The Meaning of Being Unemployed and Staring at Cow Arses

Sometimes the universe sculpts an entire day out of mockery and disillusionment.

Today I was asked to herd cattle for the first time in my life, which is a very Green Acres experience for someone who has only seen a real living cow up-close at the zoo or (once or twice) at a petting farm. The cows from the next pasture had invited themselves into the road and my yard for some green snackage, and somehow this became a situation where I was walking through my front gate and into the road, with my cellphone to my ear, following bobbing cow rumpuses toward my farmer neighbor. It seems like it should be easy to keep the cows going down the road, but I had doubts about being too aggressive. What if I anger one of the mamas, or worse yet, the bull? Even if they don’t turn and charge me, they could spook and cause a massive upset much like the antics caused by Billy Crystal’s coffee grinder in City Slickers. So with the cell phone in my jeans pocket, I casually picked up a stick long enough to tap on the ground and strolled behind the stragglers, tapping the stick on the asphalt whenever they slowed to munch some grass. It worked, albeit very slowly. I thought it was a lovely stroll. The farmer who was waiting with the open gate was less than impressed at my leisurely approach. He smiled and shook his head, then made a remark that I didn’t have an ounce of farmer in me–and it wasn’t even a zippy come-on line.

I laughed and agreed, but that surprisingly stung. Okay, it’s true, I have no farm experience outside of video games and children’s books. I’ve watched Babe a lot, and Baby Boom. But those don’t prepare you to drive cattle down a road while wearing a faded “Nasty Woman” t-shirt and blue jeans. I didn’t have any Paulie Shore chaps or straw hat, nor did I have any John Denver playing. I wasn’t ready. We’ve only just moved to rural-rural Ireland, and I was raised in Metro Detroit.

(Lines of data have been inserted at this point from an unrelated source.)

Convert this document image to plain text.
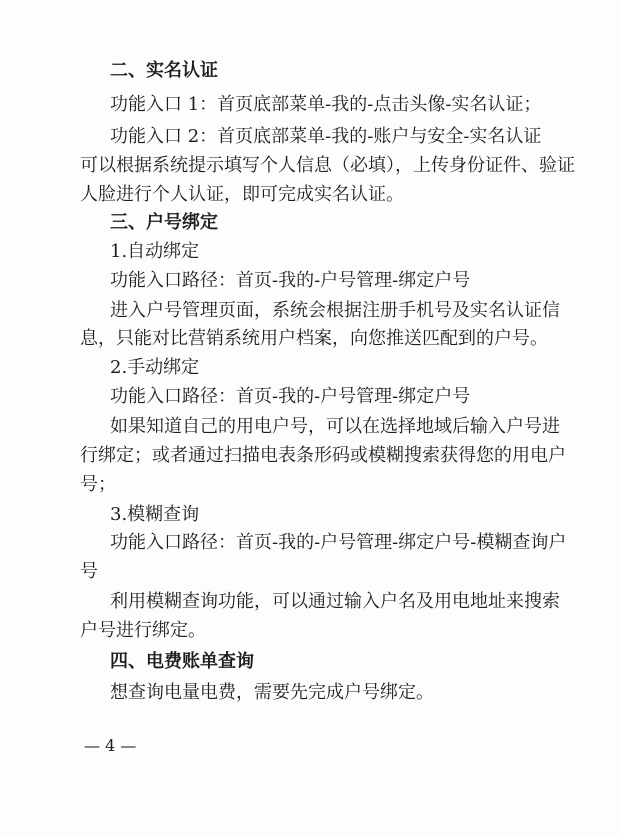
二、实名认证
功能入口 1：首页底部菜单-我的-点击头像-实名认证；
功能入口 2：首页底部菜单-我的-账户与安全-实名认证
可以根据系统提示填写个人信息（必填），上传身份证件、验证
人脸进行个人认证，即可完成实名认证。
三、户号绑定
1.自动绑定
功能入口路径：首页-我的-户号管理-绑定户号
进入户号管理页面，系统会根据注册手机号及实名认证信
息，只能对比营销系统用户档案，向您推送匹配到的户号。
2.手动绑定
功能入口路径：首页-我的-户号管理-绑定户号
如果知道自己的用电户号，可以在选择地域后输入户号进
行绑定；或者通过扫描电表条形码或模糊搜索获得您的用电户
号；
3.模糊查询
功能入口路径：首页-我的-户号管理-绑定户号-模糊查询户
号
利用模糊查询功能，可以通过输入户名及用电地址来搜索
户号进行绑定。
四、电费账单查询
想查询电量电费，需要先完成户号绑定。
— 4 —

On my equally leisurely stroll back to my rental house I silently curated quips to explain my “urban skillset” that farmers wouldn’t possess. I came up empty. I know that you should chain your barbecue grill to the house or it’ll get stolen (my dad lost three Weber kettles that way). I know how to time rush hour to the best advantage and when the mega grocery stores are emptiest, but them I’m out.

And that really bothered me, because today’s developing theme is “SKILLS!”.

It first emerged when I updated my LinkedIn profile. See, I quit my job of six years this past weekend, and now I need a new one. Nothing is a more haunting assessment of one’s life than staring blankly at the “Add New Skills” section of LinkedIn. The mouse hovers and my mind is a dark sea. I can reenact The Big Chill. I can cook homemade chicken noodle soup (on tonight’s menu). I can move my fucking family across an ocean. I can draw a very wonky Garfield cat. I know the entire Greek alphabet. I can drink an entire bottle of wine in one sitting. I can take my bra off without removing my shirt.

And still the mouse hovers waiting to add a skill. SKILLS! After six years of wonderful and instructive employment, shouldn’t I be overflowing with credentials? I have had a mad and exciting life!

I’m a certified Master Gardener. I am a citizen of two nations, and I live in a third. I was a ghost writer for a squirrel guide booklet. I buried a beloved sister. I won awards for my charity work. I published an article in Canada’s History magazine about an ancestor of mine. I’ve gone from assistant to manager in my last three jobs. And I can complain really, really well. I mean, like an art form. I vote in every election and I diligently recycle. Kind of.

Still the mouse hovers. My life has been anything but boring, but I can’t drive cattle. And I haven’t gotten any certifications in “project management”.  I wasn’t training for another company’s job this whole time, I was training for my job. My job! The one I left so I could watch cows eat my freshly planted shrubs and leave liquid brown puddles in my gravel driveway. And the farmer’s laugh echos in my brain, and my phone buzzes with texts from my husband. He’s on a business trip and showing me the exciting new machinery he’s overseeing. Or something like that. I try to listen whenever he explains, but then “The Ride of the Valkyries” starts playing in my brain and…I lose track. But whatever makes him so proud of those machines, I bet that’s a skill. He and the farmer and the cows and the people at LinkedIn are probably somewhere together right now laughing and laughing.

While they’re off chomping cigars and toasting their lives of deliberate purpose and clarified direction, I will just keep telling myself how scrappy I am, damnit. I haven’t cultivated my life around corporate labels or agricultural knowhow, but I’m damn good at working hard and being a lovely, bold monster. And tonight, after I settle in with my bowl of homemade chicken noodle soup, I’m going to flick off my bra from under my t-shirt and celebrate being skilless. Tomorrow, I order steak. Lots and lots of steak.